Standardizing rules should ease scientific communication and facilitation future requests to the Food and Drug Administration for approval to test stem cell treatments on people, says NAS panel member Richard Hynes.

The guidelines strictly prohibit some experiments:

“ Growing embryos past 14 days to create stem cells. Opponents decry the destruction of embryos necessary to harvest cells.

“ Inserting the cells into primate or human embryos. Fears of human cloning – and similar experiments involving primates – also fuel many of the objections.

It seems unlikely that the NAS report will calm the storm. Sen. Sam Brownback, R-Kan., one of the most vocal critics, Tuesday said the guidelines “try to put a good face on an unethical line of research.”

Human embryonic stem cells may some day treat diseases such as juvenile diabetes and Parkinson’s, say biologists. Found inside the early embryo, the cells are the precursors to every type of tissue. If produced from cloned cells genetically identical to a recipient, embryonic stem cells could potentially be grown into rejection-free transplant organs.

A “patchwork of state laws and regulations” now governs embryonic stem cell research, Hynes says. Some states, including Arkansas and Michigan, have banned research. Others, including New Jersey and California, have passed laws encouraging it. The federal government only funds research on 22 approved stem cell lines.

“The field has definitely been waiting for these guidelines. A number of projects have essentially been put on hold until they were completed,” says stem cell researcher George Daley of Children’s Hospital Boston. “These look like very reasonable recommendations to provide oversight, to give the wider community confidence in embryonic stem cell research, and to allow science to move forward.”

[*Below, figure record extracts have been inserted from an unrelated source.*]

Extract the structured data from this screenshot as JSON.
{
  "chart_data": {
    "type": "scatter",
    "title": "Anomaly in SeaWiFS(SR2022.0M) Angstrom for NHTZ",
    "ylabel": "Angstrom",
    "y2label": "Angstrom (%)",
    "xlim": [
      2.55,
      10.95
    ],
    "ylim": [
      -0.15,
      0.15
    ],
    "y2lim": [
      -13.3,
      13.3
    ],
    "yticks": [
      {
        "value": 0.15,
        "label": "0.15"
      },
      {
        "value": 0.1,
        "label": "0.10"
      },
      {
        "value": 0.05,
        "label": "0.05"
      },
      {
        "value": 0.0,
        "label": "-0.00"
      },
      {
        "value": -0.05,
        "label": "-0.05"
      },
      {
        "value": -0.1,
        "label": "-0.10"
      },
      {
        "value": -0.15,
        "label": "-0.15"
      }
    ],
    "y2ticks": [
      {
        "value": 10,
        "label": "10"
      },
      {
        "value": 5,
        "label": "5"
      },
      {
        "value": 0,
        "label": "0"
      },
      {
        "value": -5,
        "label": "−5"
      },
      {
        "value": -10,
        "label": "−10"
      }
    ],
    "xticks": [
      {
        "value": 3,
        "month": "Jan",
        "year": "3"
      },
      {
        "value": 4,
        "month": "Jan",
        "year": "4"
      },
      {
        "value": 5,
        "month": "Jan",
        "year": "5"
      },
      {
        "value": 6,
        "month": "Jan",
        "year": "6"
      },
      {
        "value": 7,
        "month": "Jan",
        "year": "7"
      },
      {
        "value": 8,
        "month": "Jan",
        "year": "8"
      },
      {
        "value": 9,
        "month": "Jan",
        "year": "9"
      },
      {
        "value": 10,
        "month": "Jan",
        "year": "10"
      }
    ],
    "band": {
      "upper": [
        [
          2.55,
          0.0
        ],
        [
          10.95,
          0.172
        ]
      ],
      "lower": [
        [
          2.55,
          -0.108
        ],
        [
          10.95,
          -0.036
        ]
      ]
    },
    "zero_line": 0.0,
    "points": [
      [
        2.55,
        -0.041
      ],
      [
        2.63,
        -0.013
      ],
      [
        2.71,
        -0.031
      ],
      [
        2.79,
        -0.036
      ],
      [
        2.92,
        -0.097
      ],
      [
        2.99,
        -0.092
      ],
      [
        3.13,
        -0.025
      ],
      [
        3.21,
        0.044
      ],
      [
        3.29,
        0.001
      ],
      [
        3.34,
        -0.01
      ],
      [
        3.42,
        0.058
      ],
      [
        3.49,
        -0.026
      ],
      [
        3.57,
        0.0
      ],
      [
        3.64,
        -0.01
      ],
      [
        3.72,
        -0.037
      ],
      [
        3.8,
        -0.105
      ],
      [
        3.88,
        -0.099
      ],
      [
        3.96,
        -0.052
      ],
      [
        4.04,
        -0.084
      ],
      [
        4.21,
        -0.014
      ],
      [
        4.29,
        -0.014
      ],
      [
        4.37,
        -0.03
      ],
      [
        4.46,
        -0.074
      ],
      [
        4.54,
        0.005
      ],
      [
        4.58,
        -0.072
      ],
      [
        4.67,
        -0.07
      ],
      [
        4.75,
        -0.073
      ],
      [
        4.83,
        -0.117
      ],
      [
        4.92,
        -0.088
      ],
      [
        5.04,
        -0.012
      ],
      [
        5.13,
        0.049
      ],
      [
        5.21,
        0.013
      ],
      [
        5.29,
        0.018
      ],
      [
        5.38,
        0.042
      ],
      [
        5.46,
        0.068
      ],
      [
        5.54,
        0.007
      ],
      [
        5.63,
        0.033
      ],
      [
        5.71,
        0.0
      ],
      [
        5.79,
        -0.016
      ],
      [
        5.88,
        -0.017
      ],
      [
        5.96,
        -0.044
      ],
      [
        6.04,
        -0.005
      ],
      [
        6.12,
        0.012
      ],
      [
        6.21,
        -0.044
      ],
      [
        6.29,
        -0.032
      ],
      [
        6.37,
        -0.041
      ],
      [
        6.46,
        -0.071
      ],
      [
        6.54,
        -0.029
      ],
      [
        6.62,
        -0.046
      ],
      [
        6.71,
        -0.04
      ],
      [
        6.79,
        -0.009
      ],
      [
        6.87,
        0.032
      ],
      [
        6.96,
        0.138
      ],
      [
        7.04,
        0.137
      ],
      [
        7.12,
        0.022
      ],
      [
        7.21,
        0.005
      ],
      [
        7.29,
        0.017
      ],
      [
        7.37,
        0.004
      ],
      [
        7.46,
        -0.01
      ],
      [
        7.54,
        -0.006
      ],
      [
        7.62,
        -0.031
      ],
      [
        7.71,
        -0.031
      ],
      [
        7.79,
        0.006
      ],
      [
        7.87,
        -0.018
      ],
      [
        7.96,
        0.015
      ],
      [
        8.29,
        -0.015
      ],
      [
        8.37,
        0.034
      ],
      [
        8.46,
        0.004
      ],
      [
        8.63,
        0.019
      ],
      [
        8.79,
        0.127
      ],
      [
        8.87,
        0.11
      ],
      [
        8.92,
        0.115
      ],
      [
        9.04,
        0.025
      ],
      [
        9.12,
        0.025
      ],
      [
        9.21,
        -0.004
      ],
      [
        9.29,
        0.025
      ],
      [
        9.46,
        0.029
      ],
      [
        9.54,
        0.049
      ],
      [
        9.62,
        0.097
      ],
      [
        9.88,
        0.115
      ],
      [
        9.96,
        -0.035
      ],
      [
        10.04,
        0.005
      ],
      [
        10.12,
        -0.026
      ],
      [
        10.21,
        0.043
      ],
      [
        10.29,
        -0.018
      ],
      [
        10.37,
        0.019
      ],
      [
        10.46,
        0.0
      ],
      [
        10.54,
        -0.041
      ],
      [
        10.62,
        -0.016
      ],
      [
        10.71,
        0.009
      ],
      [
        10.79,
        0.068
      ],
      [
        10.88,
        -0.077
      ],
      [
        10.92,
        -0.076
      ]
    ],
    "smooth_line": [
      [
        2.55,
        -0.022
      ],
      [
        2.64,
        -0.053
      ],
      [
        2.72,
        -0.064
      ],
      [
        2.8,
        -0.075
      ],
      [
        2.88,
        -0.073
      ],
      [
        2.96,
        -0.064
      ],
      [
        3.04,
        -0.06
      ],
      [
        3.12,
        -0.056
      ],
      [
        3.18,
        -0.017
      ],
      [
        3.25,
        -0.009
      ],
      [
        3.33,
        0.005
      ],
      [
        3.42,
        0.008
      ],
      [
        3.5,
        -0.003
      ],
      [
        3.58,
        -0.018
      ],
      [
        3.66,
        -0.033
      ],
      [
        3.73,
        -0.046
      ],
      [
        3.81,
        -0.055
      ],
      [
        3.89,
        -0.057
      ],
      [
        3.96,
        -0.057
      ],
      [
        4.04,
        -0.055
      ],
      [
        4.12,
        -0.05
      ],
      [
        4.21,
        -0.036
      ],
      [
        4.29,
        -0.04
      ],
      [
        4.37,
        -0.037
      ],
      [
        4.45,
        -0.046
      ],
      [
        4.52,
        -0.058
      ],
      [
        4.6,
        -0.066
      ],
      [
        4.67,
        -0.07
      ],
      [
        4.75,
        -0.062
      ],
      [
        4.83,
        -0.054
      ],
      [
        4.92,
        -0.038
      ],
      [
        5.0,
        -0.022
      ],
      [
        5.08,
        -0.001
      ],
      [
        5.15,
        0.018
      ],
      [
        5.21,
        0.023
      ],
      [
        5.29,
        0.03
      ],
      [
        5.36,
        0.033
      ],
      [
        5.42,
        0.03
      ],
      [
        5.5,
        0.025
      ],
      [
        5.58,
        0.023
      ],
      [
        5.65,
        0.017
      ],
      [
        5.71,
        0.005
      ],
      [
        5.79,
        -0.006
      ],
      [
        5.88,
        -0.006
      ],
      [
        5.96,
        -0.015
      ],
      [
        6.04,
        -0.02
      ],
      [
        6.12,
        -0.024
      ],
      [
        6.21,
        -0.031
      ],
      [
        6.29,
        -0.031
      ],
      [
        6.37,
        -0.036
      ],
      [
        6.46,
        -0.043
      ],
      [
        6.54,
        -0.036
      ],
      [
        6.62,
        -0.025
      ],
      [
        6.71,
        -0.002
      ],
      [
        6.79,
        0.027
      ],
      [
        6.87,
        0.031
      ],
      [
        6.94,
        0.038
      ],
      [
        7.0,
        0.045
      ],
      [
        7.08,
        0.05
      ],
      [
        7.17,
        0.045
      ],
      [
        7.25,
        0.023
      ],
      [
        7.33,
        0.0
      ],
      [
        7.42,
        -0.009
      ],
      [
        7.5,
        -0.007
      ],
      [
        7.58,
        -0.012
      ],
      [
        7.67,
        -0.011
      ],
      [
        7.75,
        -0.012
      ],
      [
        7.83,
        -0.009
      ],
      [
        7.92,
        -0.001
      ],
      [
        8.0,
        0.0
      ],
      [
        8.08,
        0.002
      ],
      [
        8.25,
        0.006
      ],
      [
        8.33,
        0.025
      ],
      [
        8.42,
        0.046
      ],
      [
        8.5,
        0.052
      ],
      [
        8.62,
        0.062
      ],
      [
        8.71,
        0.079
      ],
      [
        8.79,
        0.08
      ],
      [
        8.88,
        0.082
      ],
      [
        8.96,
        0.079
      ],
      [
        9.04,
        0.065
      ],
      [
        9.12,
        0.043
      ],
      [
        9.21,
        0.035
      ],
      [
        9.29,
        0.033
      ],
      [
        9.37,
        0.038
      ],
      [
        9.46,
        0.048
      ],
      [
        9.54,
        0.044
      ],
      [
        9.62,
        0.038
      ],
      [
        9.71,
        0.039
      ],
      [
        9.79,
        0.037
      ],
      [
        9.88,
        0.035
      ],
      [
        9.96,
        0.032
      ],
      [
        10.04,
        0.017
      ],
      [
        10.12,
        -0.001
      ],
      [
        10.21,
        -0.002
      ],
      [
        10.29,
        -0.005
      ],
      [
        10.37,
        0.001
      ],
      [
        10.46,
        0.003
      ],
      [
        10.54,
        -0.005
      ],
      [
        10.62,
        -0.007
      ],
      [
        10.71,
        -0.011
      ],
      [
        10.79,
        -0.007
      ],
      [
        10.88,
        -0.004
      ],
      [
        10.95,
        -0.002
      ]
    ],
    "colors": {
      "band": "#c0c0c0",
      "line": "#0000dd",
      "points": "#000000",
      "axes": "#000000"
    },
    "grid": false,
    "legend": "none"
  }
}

Nowhere have the new guidelines been more eagerly awaited than in California, where a six-month-old state organization plans to hand out $3 billion in taxpayer-funded grants for stem-cell research over the next 10 years.

By law, the California Institute for Regenerative Medicine must have rigorous research and ethical guidelines. The NAS guidelines will be the model for those rules, says institute chairman Robert Klein.

An institute ethics panel, to be elected in May, also is expected to make extensive use of the academy’s suggestions, Klein says.

San Francisco has taken the lead in an intense four-city competition to become the institute’s headquarters – a prize that may turn the winner into an international center for stem cell research.